When I perform weddings, I tell the couple that it is their wedding and they should choose music, readings, and decorations that reflect who they are. I present them with the traditional wedding vows but tell them they are free to write their own. Most of them choose to use the traditional vows, but some couples take my encouragement and write their own.

When someone writes original wedding vows, they often want to surprise me and all the friends and family members who attend their wedding. This means they sometimes hide a piece of paper in their pocket, write their vows on a napkin or, in one of the most creative instances, write the vows on their own hands. In a few rare occasions, I have seen wedding vows tattooed on arms or legs.

I am impressed by their scribal spontaneity and creativity of these couples. It is refreshing to hear that they imagine their lives together to be a perpetual dance of bliss or a succession of flights to new celestial heights. At one wedding I attended in the Midwest, both the bride and groom were accomplished musicians and they wrote their vows using solfege (do, re, mi).

Sometimes the couple’s newly written promises reflect the ancient. I heard one set of vows where someone said they would love their spouse with the passion of the great lovers who have gone before them. Others use a verse from the poet Byron in which the reader is invited to seduce their lover over and over again, or a Dantean refrain describing the bride as the muse who will enable them to see the sublime intricacies and beauties of the earth together.
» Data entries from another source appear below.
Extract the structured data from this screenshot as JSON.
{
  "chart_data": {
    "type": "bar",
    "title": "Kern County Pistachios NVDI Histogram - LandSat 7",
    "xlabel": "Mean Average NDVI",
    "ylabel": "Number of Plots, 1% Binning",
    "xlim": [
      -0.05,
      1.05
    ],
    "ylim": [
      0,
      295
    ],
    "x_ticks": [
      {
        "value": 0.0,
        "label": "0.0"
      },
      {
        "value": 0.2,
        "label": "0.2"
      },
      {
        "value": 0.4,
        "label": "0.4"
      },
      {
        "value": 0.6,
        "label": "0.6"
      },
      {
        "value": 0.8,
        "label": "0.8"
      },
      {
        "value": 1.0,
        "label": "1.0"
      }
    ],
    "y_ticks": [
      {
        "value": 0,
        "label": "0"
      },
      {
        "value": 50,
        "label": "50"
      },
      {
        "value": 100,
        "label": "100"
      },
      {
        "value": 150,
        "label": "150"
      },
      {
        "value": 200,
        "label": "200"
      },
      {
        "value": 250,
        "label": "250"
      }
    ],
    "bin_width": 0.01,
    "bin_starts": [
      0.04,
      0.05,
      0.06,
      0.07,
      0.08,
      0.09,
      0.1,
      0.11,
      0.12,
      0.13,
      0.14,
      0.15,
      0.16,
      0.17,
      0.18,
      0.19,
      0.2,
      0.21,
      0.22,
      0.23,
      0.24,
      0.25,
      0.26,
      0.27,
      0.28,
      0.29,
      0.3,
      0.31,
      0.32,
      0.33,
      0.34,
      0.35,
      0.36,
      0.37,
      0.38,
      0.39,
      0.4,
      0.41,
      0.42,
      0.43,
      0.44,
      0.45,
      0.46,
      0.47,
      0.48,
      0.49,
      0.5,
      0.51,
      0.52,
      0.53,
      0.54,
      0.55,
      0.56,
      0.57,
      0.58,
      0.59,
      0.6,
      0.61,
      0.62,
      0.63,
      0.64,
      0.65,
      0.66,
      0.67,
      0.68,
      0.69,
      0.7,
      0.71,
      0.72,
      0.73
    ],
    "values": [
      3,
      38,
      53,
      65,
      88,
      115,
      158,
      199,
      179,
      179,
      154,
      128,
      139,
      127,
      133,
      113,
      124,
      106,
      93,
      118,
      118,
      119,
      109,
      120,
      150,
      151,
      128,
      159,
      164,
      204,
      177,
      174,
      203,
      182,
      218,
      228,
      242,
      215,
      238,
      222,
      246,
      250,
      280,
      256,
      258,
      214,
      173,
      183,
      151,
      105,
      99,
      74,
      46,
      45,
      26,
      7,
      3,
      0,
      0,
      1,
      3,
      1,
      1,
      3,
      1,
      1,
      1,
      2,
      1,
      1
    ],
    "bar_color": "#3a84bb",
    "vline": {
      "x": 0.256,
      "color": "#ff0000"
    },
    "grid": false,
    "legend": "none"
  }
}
Love and covenants are as ancient as Adam and Eve, but the things that were once new are now old.  The small child asking, “Do you think he likes me?” becomes an adult standing near a spouse as they depart this world to realms they have never experienced. In the same way, the wedding vows of our grandparents are now traditional and the inventive promises we make today may one day be considered old-fashioned. The love and the promise, however, are timeless.